“师傅一切安好,我与师傅分开了,便被此人捉住了。”仪琳愁眉苦脸的对令狐冲说着,而且神色古怪,身体也没有动,似是被人点了穴一样。
“不知田兄可否看在家师的份上,放了这位小师傅。”令狐冲看了看仪琳对田伯光说道。
“好说,既然你称呼我为田兄,我也不为难你,若你能在我手下撑过三十招,我便放了这位小娘子。”田伯光哈哈一笑朝令狐冲说道,说完还在仪琳脸上摸了一把。
仪琳被他一摸,杏目一瞪,羞的双颊通红。
“好,大丈夫说话可要算话。田兄,请吧。
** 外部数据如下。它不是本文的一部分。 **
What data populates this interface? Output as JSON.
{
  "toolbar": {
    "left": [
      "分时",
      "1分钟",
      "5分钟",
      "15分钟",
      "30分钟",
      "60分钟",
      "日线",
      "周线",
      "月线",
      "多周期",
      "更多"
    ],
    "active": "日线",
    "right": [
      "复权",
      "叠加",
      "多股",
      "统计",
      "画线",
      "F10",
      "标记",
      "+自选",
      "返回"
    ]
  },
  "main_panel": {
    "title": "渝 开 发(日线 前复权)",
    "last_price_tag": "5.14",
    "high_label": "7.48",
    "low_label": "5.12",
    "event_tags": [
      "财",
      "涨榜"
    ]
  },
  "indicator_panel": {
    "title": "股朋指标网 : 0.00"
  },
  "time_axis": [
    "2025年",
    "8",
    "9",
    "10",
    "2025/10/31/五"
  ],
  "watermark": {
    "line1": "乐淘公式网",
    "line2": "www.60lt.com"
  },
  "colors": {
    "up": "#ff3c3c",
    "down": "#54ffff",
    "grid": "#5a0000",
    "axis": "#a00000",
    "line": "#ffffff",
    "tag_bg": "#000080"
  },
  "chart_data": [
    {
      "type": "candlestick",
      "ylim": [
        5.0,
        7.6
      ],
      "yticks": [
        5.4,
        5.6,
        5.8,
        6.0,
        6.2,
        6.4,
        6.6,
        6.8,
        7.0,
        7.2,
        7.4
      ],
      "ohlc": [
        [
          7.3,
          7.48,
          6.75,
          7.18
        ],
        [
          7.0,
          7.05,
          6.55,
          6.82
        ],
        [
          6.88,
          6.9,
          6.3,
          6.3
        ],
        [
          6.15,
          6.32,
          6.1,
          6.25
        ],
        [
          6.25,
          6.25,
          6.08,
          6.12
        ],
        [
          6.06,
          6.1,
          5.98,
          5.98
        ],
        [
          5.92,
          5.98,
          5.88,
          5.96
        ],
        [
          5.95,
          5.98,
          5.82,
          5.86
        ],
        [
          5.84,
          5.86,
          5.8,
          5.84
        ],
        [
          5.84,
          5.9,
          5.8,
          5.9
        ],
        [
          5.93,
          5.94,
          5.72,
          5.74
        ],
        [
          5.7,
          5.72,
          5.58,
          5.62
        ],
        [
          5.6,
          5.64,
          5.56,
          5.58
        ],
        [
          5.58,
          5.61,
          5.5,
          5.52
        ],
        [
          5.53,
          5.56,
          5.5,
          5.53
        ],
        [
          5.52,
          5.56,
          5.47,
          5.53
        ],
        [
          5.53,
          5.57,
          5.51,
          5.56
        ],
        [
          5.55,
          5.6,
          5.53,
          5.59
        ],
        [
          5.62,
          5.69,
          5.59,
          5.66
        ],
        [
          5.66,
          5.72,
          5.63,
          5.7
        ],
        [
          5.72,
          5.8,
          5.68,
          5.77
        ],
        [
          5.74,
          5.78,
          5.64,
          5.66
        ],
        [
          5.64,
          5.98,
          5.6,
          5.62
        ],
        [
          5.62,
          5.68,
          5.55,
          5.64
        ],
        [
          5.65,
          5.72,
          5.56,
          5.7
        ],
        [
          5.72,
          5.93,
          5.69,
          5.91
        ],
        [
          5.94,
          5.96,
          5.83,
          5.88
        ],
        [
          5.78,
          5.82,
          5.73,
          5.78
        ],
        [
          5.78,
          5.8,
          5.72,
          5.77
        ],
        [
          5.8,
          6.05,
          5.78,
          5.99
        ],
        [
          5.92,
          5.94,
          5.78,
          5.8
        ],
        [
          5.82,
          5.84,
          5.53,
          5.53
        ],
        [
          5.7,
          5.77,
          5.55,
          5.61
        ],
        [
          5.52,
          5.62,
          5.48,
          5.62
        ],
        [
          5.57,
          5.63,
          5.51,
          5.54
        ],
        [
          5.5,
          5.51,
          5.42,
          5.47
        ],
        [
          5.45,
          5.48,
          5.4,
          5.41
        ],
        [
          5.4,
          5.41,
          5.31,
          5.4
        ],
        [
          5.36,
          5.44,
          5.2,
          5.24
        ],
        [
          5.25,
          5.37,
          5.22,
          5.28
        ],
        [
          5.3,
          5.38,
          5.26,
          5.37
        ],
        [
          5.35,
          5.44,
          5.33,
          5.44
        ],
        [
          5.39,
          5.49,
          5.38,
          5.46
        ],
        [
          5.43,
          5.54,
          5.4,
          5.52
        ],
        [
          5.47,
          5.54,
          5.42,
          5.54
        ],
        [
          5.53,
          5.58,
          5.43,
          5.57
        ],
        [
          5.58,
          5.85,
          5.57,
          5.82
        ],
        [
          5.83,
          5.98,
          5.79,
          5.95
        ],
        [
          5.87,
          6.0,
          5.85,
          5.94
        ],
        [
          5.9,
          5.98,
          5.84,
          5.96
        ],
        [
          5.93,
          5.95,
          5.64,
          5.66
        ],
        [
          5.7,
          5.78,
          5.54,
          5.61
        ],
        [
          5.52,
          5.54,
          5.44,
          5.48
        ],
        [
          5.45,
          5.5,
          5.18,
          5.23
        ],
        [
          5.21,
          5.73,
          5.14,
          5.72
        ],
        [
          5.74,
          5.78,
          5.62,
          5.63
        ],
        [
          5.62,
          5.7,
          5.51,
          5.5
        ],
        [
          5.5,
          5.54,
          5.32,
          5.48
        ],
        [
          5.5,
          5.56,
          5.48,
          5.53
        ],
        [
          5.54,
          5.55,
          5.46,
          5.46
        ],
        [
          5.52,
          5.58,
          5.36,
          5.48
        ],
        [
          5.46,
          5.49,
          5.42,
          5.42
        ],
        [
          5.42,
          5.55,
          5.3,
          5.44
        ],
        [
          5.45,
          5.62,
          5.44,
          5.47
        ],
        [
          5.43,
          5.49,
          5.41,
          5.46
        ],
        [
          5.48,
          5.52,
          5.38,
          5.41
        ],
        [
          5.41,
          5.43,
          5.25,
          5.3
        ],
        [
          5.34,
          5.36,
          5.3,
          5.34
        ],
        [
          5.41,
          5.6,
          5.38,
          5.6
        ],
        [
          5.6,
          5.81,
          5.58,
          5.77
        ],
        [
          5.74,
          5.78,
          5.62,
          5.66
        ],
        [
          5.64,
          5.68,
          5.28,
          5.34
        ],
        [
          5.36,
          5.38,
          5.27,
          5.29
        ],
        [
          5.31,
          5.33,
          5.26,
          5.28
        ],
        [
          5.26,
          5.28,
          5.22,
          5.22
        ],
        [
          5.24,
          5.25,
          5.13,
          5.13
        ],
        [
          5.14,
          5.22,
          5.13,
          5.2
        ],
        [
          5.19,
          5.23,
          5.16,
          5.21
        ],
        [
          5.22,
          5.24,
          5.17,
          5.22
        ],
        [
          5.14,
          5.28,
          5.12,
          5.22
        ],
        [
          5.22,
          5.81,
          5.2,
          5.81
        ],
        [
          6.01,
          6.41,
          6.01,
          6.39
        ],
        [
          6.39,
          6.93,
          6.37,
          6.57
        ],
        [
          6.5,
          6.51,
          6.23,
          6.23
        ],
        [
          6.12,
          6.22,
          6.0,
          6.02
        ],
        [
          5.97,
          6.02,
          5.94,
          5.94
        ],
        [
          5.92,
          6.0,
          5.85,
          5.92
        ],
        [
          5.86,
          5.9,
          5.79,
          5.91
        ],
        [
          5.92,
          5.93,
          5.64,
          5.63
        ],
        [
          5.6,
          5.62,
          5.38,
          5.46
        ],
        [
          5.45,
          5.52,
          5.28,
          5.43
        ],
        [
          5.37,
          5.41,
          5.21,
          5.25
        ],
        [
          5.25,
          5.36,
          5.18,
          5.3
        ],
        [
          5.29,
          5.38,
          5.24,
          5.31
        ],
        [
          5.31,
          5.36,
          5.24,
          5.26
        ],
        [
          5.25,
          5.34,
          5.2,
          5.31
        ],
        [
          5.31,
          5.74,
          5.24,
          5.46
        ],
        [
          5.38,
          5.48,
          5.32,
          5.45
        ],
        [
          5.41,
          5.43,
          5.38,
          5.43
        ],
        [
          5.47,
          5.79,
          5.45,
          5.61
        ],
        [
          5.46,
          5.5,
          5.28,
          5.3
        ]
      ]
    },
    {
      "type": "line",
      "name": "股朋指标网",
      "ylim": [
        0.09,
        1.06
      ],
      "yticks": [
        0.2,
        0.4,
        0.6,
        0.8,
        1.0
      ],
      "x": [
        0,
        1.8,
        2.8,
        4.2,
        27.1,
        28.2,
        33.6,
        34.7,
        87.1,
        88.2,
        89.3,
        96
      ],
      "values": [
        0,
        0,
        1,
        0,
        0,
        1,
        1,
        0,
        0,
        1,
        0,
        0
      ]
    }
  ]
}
”令狐冲说完朝夜琅亦使了个眼色,意思是让他趁他们打斗的时候,让夜琅亦带仪琳走。
“令狐冲,你怎能与此等邪魔外道称兄道弟,你师傅就是如此教你的吗?”正当令狐冲准备与田伯光比试的时候,旁边传来来了一句呵斥,令狐冲转身一看,朝那人施礼说道:“天松师叔。”
“哼,你竟跟此人称兄道弟,不知此人是江湖上有名的采花大盗吗"原来此人是泰山派的天松道人。
“原来是泰山派的天门道人,哼!我与令狐兄弟说话,那里轮到你来插嘴。”田伯光冷哼一声横眉冷对的看着天松道人。
“令狐冲,你竟是此等的不知自爱,我现在命你杀了此人。”天松道人听这田伯光跟令狐冲称兄道弟,勃然大怒的冲令狐冲说道。
“这位师叔,我华山派的人还轮不到你来管吧。”夜琅亦哼了一声,对天松道人说道,他最看不贯有些人自以为是。
“小夜子,这位是泰山派的师叔,不得无礼。”令狐冲拉了拉夜琅亦的手臂说道。
“哈哈,这位小兄弟说道不错,你这牛鼻子还是走吧,大爷今天碰见这两位少侠心情好,不想动粗。”田伯光哈哈一笑,对着天门道人戏谑的说道。
“你..好,你不动手,我来。”天松看着令狐冲丝毫没有要出手的意思,恼羞成怒的说着便拔剑指着田伯光“我今天就替武林除害。”说完便一剑朝田伯光刺去。
酒楼里的人一看有人决斗,便如鸟兽散一般,纷纷离开,生怕祸及自己的身上,但是还有有一桌的一名汉子,听着他们说的话,微微一笑,继续坐在原地喝酒。
“今天老子不想杀人。”说完身子一晃,手中已多了一柄单刀,刀影一闪便笑道:‘坐下,坐下,喝酒,喝酒!’单刀还入刀鞘。天松胸口已中了他一刀,鲜血直冒,而后就直挺挺的倒下了。
跟在天松后面的几名泰山弟子神色惶恐,赶忙上去探查,发现天松只是受重伤而已,便恶狠狠的盯着田伯光。